[SERVER-2138] Threadsafe Puppet Created: 2018/03/05 Updated: 2020/02/24
|Fix Version/s:||SERVER 6.y|
|Remaining Estimate:||Not Specified|
|Time Spent:||Not Specified|
|Original Estimate:||Not Specified|
|Epic Name:||Threadsafe Puppet|
|Epic Status:||In Progress|
|QA Risk Assessment:||Needs Assessment|
With the introduction of CD4PE's Impact Analysis, agentless device nodes, and compiling code snippets for Bolt, Puppet Server's ability to scale is more important than ever. Much of our current bottleneck comes from the need to only process one request per JRuby instance at a time, leading to the need to maintain a resource-heavy pool of JRuby instances. The JRuby pool also appears to be the largest generator of support escalations for Puppet Server. One of the main benefits of JRuby over MRI Ruby is its ability to use real multi-threading, but the Puppet codebase itself is not threadsafe, so we are completely missing out on this advantage. If we can make the Puppet codebase threadsafe, we unlock a large amount of scalability within our current architecture, while also having an opportunity to clean up some of the largest sources of technical debt.
This would be a win both for customer and developer efficiency and scalability.
|Comment by Henrik Lindberg [ 2019/07/31 ]|
It sound like making the puppet runtime completely threadsafe is not what is needed here if we impose the constraint that any evaluation of puppet logic / compilation of one catalog is only performed on a single thread. I.e. that there can be several compilations on different threads, but for one compilation it is always only a single thread. (I think that is implied, but I am pointing it out as I think the undertaking is otherwise really big).

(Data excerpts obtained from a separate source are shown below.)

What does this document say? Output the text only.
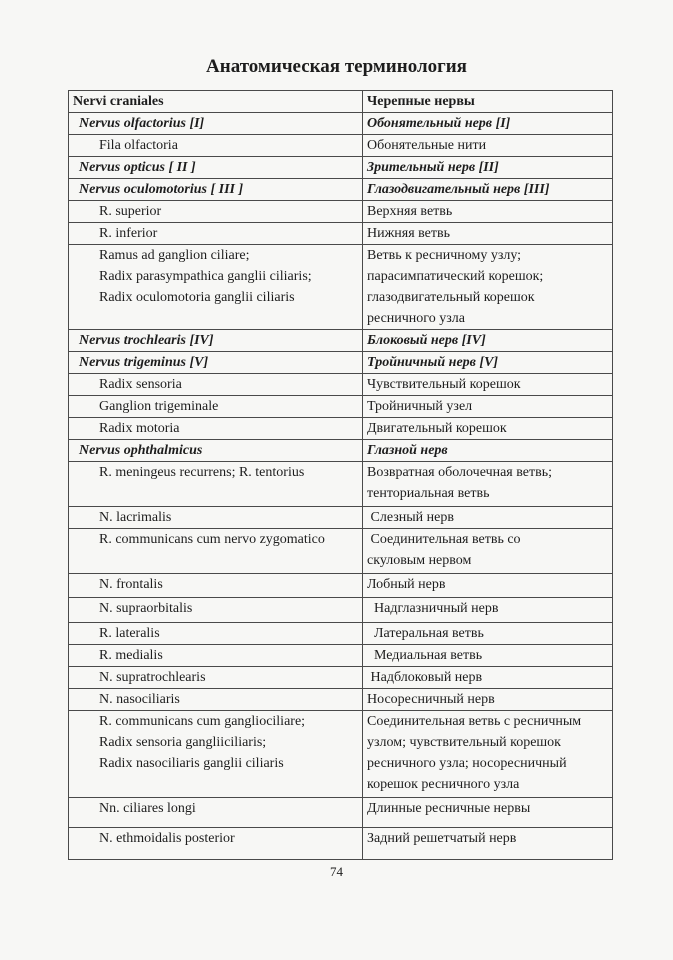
Анатомическая терминология
Nervi craniales	Черепные нервы

Nervus olfactorius [I]	Обонятельный нерв [I]

Fila olfactoria	Обонятельные нити

Nervus opticus [ II ]	Зрительный нерв [II]

Nervus oculomotorius [ III ]	Глазодвигательный нерв [III]

R. superior	Верхняя ветвь

R. inferior	Нижняя ветвь

Ramus ad ganglion ciliare;
Radix parasympathica ganglii ciliaris;
Radix oculomotoria ganglii ciliaris	Ветвь к ресничному узлу;
парасимпатический корешок;
глазодвигательный корешок
ресничного узла

Nervus trochlearis [IV]	Блоковый нерв [IV]

Nervus trigeminus [V]	Тройничный нерв [V]

Radix sensoria	Чувствительный корешок

Ganglion trigeminale	Тройничный узел

Radix motoria	Двигательный корешок

Nervus ophthalmicus	Глазной нерв

R. meningeus recurrens; R. tentorius	Возвратная оболочечная ветвь;
тенториальная ветвь

N. lacrimalis	Слезный нерв

R. communicans cum nervo zygomatico	Соединительная ветвь со
скуловым нервом

N. frontalis	Лобный нерв

N. supraorbitalis	Надглазничный нерв

R. lateralis	Латеральная ветвь

R. medialis	Медиальная ветвь

N. supratrochlearis	Надблоковый нерв

N. nasociliaris	Носоресничный нерв

R. communicans cum gangliociliare;
Radix sensoria gangliiciliaris;
Radix nasociliaris ganglii ciliaris	Соединительная ветвь с ресничным
узлом; чувствительный корешок
ресничного узла; носоресничный
корешок ресничного узла

Nn. ciliares longi	Длинные ресничные нервы

N. ethmoidalis posterior	Задний решетчатый нерв
74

With that assumption there is still a problem with environment cache. If it is to be shared by parallel threads (doing separate compilations) there will be the need to make both the environment cache logic and all of the loaders thread safe. I think that is a major undertaking and I would recommend re-architecting this so that all loading is made via a message queue - i.e. a single thread is responsible for loading all functions, defines, classes etc. as this removed the need to make all the classes in the loaders framework thread safe plus all "legacy loading" done with "old code". We can probably try with env timeout being 0 but I suspect that the env cache mechanism must be made thread safe in any case.
Yet another hurdle is the logic that makes use of polymorphic dispatch. In order to speed things up it caches all resolutions of class to method. This is currently (IIRC) in a class instance variable (i.e. a global). This will need to be made thread safe. On a fresh system starting compilation on multiple threads at the same time, there would be a lot of contention. One approach other than locking (which may have very negative impact on performance) is to have this cache in the environment (or thread local storage). There are several classes that makes use of polymorphic dispatch and that use caching. (Turning off these caches is an option, but it would then always be slow).
|Comment by Patrick Carlisle [ 2019/08/19 ]|
Yes, this is correct. I don't think there's any reason to try to do more than this. We expect a request to come in on a single thread from jetty, and that thread can be expected to handle only a single task in a single environment.